On the land of the
Iveron monastery near to a cell of
St. Nikolay named "Bourazeri" there is a cell named after St. John
Chrysostom. This cell is considered to be one of the most ancient ones. The
year of its construction is unknown but according to some sources it’s more
than 600 years old. Till 1821 it belonged to Greeks and then it had passed in Russian hands.
Arseny was the first Russian superior of the cell. On the
boundary of the 20th century the brotherhood of the cell consisted of 26 monks headed
by the celibate monk Constantine Semernikov who was
the fourth Russian superior of the cell.
(Konon Vukolovich Semernikov) originated from the Don Cossacks, was born in 1842 in a Kochetovsky village. He had spent
twenty years from 1861 to 1881 on military service, participated in the suppression
of the Polish revolt in 1863 and in Russian-Turkish war 1877-78. He was among courageous soldiers who crossed flooded Danube
on the horses and occupied the Turkish coast
nearby Michin. After a capture of Plevna he was
responsible to accompany the captive Osman Pasha
who was well-known for his bravery. Father
Constantine had been awarded by several awards and medals and by the
certificate which had been given out on the highest command and gave him special
privileges on the state and military service. The war was
over and public service didn’t seem attractive to Father Constantine. He went
to Athos and was made a monk in the
Iveron monastery. In 1887 he becomes
the superior of the cell of St. John Chrysostom. He had spent his entire funds
on the renovation of the cell.
The glorious way
of the former soldier wasn’t over
yet. The Russian-Japanese war broke out and Father Constantine organised a
sanitary group of 53 monks and with the permission of the Red Cross helped
Russian soldiers on the battlefield. His contribution was
highly appreciated by the Russian Emperor. He was
awarded a medal on the Georgian ribbon. Subsequently the Emperor personally awarded
Constantine with a golden Cross from his office.
On August 26, 1913
Father Constantine died in hospital of the skete of St. Andrew.
Conditions in the
cell corresponded to the ideal of monastic
life more than in many other well-known cells. One of the pilgrims wrote: «...

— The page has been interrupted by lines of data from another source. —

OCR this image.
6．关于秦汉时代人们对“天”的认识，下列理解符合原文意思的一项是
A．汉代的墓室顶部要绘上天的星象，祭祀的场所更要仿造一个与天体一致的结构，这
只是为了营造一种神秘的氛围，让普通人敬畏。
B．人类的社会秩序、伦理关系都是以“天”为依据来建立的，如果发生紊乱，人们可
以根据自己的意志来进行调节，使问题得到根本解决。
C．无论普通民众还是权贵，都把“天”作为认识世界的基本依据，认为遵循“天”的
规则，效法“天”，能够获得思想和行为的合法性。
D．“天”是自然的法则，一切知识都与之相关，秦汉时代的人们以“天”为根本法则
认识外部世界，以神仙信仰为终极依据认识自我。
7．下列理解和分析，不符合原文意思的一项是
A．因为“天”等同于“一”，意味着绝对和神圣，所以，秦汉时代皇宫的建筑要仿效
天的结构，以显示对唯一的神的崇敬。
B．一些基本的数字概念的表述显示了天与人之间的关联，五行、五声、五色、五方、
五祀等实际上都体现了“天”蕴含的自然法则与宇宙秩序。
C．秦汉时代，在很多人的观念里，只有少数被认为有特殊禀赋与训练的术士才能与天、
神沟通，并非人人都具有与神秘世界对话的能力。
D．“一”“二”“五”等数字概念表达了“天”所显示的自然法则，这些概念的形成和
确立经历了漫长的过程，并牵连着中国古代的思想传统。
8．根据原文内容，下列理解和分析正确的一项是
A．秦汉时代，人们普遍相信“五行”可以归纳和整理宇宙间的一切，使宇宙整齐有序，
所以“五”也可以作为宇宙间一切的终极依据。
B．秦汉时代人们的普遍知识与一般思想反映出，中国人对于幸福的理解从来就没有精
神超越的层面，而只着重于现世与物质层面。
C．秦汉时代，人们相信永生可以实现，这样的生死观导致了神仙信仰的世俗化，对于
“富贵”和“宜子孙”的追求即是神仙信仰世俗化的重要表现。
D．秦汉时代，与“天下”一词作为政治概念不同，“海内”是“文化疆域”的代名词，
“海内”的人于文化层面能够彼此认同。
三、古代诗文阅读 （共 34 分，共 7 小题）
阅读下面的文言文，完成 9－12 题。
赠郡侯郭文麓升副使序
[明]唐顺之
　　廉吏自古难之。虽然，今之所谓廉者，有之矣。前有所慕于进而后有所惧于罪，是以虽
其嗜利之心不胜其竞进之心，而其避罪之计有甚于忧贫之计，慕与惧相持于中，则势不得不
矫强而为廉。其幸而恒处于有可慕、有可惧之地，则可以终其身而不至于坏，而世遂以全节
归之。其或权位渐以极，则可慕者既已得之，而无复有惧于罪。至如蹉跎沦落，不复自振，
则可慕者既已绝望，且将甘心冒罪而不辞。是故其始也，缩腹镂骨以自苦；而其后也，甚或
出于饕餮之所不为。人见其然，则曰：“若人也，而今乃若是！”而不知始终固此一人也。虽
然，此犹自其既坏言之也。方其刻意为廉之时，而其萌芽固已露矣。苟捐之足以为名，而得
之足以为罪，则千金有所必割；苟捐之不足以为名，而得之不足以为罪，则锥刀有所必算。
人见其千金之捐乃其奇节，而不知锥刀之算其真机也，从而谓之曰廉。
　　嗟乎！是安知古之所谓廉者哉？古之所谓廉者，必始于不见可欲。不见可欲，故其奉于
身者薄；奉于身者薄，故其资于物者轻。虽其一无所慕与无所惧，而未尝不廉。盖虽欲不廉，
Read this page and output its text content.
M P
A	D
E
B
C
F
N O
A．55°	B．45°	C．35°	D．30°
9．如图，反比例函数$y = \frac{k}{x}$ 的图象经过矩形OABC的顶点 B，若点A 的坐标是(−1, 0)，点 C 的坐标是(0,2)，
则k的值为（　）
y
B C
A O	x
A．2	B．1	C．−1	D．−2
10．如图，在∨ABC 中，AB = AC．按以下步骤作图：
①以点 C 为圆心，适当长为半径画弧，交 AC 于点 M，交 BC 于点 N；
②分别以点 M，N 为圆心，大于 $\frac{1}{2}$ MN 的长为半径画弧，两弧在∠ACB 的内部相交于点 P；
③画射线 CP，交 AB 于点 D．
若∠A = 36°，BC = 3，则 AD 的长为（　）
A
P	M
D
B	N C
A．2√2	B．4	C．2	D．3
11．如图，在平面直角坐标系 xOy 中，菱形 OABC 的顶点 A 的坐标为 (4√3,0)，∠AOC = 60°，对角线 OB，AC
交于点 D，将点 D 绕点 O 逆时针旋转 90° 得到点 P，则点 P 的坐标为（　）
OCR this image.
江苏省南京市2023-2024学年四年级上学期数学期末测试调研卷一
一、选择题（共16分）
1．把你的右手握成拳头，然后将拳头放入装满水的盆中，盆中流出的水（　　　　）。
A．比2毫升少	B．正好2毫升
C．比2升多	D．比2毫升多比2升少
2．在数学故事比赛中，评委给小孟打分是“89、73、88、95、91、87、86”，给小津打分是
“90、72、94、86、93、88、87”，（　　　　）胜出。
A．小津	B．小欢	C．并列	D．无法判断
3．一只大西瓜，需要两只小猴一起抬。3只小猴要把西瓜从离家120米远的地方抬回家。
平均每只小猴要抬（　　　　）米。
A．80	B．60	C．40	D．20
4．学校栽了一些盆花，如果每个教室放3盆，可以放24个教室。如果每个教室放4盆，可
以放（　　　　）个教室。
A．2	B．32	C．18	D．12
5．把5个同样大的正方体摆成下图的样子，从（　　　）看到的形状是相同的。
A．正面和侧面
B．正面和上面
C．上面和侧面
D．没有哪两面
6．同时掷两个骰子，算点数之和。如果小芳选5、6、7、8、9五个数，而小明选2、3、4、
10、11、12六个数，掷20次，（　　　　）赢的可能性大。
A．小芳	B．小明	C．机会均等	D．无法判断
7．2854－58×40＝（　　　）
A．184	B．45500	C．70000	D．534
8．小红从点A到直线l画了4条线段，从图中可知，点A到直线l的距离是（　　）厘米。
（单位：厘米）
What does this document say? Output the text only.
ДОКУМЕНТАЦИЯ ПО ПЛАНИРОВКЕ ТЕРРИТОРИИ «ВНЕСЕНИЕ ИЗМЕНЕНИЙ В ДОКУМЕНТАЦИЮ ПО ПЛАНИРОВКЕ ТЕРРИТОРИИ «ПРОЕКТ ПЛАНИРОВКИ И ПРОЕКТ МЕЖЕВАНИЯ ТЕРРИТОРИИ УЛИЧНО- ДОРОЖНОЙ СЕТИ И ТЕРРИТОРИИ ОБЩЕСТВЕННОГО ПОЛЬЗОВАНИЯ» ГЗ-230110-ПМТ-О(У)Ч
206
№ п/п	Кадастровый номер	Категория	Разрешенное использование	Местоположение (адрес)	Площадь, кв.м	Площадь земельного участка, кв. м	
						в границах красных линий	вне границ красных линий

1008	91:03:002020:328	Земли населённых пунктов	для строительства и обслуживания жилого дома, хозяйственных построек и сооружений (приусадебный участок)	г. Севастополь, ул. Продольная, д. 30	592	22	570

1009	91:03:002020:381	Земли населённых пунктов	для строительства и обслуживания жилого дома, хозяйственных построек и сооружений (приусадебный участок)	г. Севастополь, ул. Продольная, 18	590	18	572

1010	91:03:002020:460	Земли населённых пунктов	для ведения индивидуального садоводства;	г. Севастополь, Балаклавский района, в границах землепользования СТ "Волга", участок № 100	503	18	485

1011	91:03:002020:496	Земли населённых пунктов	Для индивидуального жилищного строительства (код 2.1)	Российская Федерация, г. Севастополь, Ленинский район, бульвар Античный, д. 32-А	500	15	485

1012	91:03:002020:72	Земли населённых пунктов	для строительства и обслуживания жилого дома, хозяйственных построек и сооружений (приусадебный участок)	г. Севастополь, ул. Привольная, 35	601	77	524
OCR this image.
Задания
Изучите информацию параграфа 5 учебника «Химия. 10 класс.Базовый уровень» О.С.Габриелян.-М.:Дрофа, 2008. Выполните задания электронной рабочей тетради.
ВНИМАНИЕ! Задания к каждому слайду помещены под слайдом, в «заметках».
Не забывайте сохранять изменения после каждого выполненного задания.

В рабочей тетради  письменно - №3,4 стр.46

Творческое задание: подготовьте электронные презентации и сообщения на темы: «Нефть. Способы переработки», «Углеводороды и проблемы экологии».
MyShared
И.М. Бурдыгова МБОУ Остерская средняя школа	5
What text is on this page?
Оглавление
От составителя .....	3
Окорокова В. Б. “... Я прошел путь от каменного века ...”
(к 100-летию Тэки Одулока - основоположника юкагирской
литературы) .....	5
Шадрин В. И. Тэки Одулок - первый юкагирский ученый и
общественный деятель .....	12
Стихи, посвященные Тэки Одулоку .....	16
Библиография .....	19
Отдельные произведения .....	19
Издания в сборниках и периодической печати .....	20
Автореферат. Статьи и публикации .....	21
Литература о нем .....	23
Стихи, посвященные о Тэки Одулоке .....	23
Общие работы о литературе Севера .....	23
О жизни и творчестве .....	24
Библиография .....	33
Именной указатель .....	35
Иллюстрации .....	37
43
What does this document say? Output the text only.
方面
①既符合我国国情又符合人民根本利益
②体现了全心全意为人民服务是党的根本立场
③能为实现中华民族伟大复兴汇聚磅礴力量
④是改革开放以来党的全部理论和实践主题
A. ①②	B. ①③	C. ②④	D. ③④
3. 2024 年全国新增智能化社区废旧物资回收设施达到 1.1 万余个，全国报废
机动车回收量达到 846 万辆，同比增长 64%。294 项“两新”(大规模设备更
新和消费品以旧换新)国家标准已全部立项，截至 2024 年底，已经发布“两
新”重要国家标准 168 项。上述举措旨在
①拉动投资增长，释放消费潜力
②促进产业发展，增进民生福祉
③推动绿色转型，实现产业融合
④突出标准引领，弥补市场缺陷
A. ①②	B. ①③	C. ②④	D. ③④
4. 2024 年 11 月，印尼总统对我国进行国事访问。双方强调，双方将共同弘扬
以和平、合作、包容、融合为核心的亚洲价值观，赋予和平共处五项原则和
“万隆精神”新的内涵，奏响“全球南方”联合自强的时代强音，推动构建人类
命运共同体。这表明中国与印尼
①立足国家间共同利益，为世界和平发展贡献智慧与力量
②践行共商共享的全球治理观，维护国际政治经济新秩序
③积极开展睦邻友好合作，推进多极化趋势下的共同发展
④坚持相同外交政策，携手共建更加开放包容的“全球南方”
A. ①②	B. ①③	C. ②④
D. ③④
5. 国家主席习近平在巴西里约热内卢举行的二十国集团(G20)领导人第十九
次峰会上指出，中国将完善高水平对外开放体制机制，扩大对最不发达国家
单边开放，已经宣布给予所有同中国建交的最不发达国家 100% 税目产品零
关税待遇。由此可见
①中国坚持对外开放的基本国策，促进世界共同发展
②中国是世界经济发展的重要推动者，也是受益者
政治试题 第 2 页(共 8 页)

The Life in Athos cells is immeasurably
better, than in the Russian monasteries.
Better not materially but spiritually, monks are living like brothers without
insults but like people united by the same idea, without trying to harm each
other, and on the contrary bringing benefit to each other and to the
brotherhood of the cell ». Such lines are written by an author after visiting
the cell and a conversation with the superior - celibate priest Simeon.
The monastery was
known for the wonder-working source which had opened in the XVII century on the
day of St. John Chrysostom.
Nowadays there is
a road from Karyes to the Iveron near the cell. Ruins of the temple restored in
1900 can be seen on that way. The temple and one of the buildings of the cell
were destroyed by fire presumably during the Second World War. The present
superior Father Mikhail preserved the books and the icons remaining of the
Russian monks. Cell walls are decorated with images of the Russian elder
Constantine whom Mikhail respects and worships. He also keeps the head of the
elder Constantine. On the second floor of the cell’s building that remained
intact he created a small temple. In an iconostasis
there are Russian icons which were rescued from the fire.